Important Organizational Tasks

There are a number of organizational tasks that must be done in the process of setting up your bequest program. One of the first is to get your board's approval. How? Valinsky and Boyd suggest a presentation that includes several elements:

  • Include a report on the history of bequests your organization has received. How many of those bequests were unsolicited? When were they received? Who were those donors? How were they connected to the organization?
  • Explain how a bequest program will benefit donors. The program will allow you to educate people about the importance of having a will; and you will be offering a real opportunity to donors of making a dramatic impact on the community.
  • Review the benefits to your organization and present the cost to introduce and operate your bequest program. Revenue from a bequest program will take years to realize. If board members balk at this, point out that if you had started this earlier, the organization could have been enjoying its fruits by now.
  • Suggest personnel to staff the program. Although new staffing might not be immediately needed, board members need to understand that as time goes on and the program grows, new personnel will be needed.
  • Address some common myths of donor bequest decision making. These myths include that donors' estate planning is driven by tax consideration; and that donors want to leave their entire estates to their children.

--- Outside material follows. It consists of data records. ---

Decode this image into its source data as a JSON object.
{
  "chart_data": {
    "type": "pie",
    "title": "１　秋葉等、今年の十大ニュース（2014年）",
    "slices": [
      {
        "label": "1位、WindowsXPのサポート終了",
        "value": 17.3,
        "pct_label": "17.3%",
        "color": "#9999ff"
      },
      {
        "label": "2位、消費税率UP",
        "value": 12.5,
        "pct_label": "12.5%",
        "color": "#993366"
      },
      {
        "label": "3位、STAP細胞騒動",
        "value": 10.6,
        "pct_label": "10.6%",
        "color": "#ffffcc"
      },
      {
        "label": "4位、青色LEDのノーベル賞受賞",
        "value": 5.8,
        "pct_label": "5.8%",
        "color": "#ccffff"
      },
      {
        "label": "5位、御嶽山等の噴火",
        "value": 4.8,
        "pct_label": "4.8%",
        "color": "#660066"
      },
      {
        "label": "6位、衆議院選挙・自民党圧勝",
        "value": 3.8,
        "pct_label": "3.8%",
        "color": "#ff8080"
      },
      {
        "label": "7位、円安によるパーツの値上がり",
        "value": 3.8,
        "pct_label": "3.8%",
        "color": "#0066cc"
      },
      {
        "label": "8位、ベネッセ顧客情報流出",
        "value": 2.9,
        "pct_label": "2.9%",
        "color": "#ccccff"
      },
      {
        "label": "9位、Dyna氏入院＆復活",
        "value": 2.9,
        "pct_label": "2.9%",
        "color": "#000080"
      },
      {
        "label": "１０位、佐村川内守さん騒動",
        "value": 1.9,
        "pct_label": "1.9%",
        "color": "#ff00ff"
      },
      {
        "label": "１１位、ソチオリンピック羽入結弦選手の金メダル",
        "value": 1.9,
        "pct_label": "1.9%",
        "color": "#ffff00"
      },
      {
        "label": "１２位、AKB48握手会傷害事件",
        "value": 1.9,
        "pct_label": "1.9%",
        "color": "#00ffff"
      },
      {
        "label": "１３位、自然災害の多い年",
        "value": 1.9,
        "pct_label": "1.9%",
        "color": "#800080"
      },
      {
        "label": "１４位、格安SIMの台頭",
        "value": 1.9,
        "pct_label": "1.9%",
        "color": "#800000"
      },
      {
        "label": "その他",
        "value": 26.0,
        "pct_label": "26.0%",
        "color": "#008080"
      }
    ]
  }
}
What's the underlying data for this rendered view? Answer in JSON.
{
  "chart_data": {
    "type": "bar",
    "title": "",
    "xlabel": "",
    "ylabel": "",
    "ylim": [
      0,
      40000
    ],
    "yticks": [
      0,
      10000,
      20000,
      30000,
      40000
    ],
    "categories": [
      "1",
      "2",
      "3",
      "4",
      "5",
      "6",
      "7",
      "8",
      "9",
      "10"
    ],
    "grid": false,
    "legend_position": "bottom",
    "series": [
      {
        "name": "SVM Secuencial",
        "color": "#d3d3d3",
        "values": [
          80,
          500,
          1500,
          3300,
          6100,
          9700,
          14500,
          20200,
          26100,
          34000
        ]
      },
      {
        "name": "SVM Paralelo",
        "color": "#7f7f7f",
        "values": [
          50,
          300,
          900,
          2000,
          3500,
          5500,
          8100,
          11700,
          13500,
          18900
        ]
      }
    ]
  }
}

The other big organizational task is forming a Bequest Advisory Committee. Valinsky and Boyd say that the best bequest committees are made up of a mix of volunteers and board members...regardless of their profession. The diversity will strengthen your group. The responsibilities of the bequest committee usually include:

  • Attend Advisory Committee meetings and actively participate.
  • Assist in the creation of the bequest society:
    • develop a format
    • establish membership eligibility and appropriate recognition
    • create initial marketing plans
  • Review and recommend gift acceptance policies.
  • Assist staff in implementing and marketing the program.
  • Serve as ambassadors and advocates to the board and in the community. This includes the willingness to speak to groups about the bequest program.
  • Identify prospects and when appropriate accompany staff on personal visits.
  • Become a member of the bequest society.

This book is packed with real-world help such as a sample agenda for the first bequest advisory committee meeting, a sample brochure to introduce prospects to the program, how to develop your case for support, and more. If the task of setting up a bequest program seems daunting, this book will shrink the task from gargantuan to manageable.

Raising Money Through Bequests, by David Valinsky and Melanie Boyd, Emerson & Church Real World Guides, 2007, 112 pp. ($24.95 U.S.)